CHRIST IN WINTER: Reflections on Faith & Life For The Years Of Winter
A writer friend recently told daughter Katie Kennedy that her son had asked her, rather hesitantly, if girls farted. [In Canada, they say “tooted” instead of farted, because they are on the metric system.] When she assured him that they do, he said, “This changes everything!”
It was heartening to me to learn that boys still believe, until their mothers spill the beans, that girls are delicate creatures who do not participate in the naughtier parts of life--like gaseous emissions, which produce about 80% of boy laughter--for that was certainly the word on the street when I was in grade school. Of course, I probably believed that girls never did anything naughty because that’s what my older sister told me.
Along about 7th grade, I joined 4H, the equivalent of scouting for farm kids. So I knew all the words to “I’m Looking Over a Four Leaf Clover.”
It was written by Mort Dixon and Harry Woods and released in 1927, but it was having a radio-play revival of sorts 20 years later when I first started riding a school bus. Everyone went around humming, “I’m looking over, a four-leaf clover, that I overlooked before…”
The 4-H clubs, at least where I lived, had adopted the song as a sort of unofficial anthem. It was a natural, for it was rural in nature, even mentioning “…a homestead in the new-mown hay” in one verse. More importantly, though, 4H, established in 1902, already used the four-leaf clover as its symbol.
The four leaves of the 4H clover stand for head, hands, heart, and health. For Harry Woods they were “…sunshine, rain, roses that grow in the lane, and someone that I adore.” Close enough.
Then, one day on the school bus, I heard some girls, teens, a few years older than I, giggling in the back end of the bus. They were singing “Four Leaf Clover.” I perked up. My 4H song! But they were singing secretively, and laughing and shushing each other a lot. I picked up enough, though, to know they were not singing either about head and hands or sunshine and roses. The main line seemed to be “I’m looking under a two-legged wonder…” About boys!
It was embarrassing to realize that they knew all about my anatomy--rhyming, even--when I knew nothing of theirs. It only got worse. About 8th grade, Darrel Guimond snuck a pamphlet on “human reproduction” out of the secret drawer in the school library, but it had unfathomable terms like “fallopian tubes,” and line drawings that revealed nothing.
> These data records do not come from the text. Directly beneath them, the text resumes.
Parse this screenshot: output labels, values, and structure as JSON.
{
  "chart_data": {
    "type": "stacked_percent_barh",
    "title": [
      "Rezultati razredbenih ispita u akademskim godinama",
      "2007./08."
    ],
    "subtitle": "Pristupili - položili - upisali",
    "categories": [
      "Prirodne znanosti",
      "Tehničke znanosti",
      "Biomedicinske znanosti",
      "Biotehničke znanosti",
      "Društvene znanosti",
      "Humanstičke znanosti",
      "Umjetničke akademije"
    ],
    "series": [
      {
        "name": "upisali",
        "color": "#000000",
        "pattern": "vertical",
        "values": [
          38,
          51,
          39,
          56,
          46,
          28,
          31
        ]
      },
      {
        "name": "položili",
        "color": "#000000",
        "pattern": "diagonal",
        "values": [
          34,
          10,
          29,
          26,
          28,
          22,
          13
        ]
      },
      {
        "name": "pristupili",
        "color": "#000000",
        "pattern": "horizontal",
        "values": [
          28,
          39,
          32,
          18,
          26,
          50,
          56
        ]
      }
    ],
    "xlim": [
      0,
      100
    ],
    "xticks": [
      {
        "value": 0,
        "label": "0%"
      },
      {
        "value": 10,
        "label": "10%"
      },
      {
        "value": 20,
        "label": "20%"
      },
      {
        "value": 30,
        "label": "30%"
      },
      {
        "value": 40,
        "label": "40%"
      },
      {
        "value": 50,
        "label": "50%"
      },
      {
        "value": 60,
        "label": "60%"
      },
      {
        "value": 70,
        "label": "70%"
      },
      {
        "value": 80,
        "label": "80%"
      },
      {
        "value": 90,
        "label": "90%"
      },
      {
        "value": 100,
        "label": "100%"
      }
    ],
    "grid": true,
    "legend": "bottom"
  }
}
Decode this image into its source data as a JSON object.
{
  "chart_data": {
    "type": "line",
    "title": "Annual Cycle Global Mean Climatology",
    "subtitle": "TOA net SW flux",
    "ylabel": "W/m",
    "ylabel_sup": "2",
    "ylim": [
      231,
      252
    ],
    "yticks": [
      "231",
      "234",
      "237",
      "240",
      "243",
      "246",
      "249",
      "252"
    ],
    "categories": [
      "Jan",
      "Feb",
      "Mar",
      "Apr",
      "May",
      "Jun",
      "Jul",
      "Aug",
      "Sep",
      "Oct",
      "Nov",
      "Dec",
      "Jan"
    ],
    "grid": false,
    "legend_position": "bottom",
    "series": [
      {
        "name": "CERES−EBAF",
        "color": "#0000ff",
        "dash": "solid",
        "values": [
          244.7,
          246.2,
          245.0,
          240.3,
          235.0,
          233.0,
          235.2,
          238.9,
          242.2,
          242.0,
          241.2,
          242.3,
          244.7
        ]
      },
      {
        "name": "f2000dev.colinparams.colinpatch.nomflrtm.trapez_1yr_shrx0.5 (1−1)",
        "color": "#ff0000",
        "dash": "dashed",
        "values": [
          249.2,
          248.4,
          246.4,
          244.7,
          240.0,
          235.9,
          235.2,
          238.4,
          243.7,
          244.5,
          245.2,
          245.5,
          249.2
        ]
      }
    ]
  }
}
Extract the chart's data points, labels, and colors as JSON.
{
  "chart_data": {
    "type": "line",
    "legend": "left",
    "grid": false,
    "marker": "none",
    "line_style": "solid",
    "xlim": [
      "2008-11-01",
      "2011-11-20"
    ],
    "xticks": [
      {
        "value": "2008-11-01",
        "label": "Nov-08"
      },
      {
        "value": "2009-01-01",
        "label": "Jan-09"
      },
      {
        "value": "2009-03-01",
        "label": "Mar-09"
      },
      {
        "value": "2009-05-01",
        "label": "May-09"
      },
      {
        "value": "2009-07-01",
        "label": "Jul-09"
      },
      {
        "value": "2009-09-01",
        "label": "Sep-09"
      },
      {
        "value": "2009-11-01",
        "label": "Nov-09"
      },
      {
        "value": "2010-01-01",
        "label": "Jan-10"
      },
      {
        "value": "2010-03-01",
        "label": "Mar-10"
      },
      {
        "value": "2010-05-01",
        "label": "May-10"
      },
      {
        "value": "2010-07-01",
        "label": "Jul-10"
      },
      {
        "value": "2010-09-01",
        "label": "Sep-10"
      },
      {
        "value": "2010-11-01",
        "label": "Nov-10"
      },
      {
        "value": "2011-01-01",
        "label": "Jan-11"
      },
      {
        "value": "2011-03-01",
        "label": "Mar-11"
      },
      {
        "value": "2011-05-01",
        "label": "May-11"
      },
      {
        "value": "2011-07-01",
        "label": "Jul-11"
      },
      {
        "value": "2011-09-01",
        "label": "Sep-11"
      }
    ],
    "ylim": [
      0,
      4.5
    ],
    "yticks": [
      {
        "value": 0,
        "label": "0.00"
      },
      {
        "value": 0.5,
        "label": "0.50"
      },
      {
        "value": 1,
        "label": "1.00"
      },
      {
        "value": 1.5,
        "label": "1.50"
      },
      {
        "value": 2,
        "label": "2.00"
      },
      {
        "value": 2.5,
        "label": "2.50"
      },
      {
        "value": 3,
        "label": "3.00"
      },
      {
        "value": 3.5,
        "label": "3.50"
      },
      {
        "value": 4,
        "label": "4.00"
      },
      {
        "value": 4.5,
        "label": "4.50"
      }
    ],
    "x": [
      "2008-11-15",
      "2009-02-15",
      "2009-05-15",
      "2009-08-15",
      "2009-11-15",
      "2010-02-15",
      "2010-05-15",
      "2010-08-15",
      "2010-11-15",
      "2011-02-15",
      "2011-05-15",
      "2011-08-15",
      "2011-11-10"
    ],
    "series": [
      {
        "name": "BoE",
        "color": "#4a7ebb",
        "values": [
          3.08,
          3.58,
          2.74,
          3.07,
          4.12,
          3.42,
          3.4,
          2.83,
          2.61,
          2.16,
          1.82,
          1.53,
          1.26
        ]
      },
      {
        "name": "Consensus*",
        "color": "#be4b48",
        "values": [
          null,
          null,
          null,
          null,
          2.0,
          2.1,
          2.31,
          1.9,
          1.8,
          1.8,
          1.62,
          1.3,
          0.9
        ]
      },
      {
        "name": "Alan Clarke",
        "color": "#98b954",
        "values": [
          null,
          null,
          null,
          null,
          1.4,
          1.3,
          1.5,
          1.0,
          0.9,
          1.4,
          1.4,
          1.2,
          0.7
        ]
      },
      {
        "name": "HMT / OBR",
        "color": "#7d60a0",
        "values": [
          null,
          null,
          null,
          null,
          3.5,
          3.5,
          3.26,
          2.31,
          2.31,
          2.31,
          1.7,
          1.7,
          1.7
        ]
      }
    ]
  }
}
You could tell one was a girl, because it had a pair of little smiley lines on its chest, and more head hair than the other figure. Not really helpful.
To add to my continuing ignorance, because of snafus in scheduling, I had to take freshman biology with the girls, taught by the Old Maid Home Ec Teacher, Iva Jane McCrary. [I’m sure that Old Maid Home Ec Teacher was part of her official title, for no one ever referred to her without it.] Sammy Kell was the only other boy. You’d think that might be helpful, biology with the girls, but when it came time for the two-day session on human reproduction, Sammy and I were sent to the principal’s office to wait it out. I wasn’t sure I would ever get to humanly reproduce.
The worst thing, though, was the shattering of my image of girls. I thought naughtiness was the province of boys alone. Now we had nothing that was our own…
John Robert McFarland
In looking for pix to go with this column, I googled "naughty girls." Big mistake.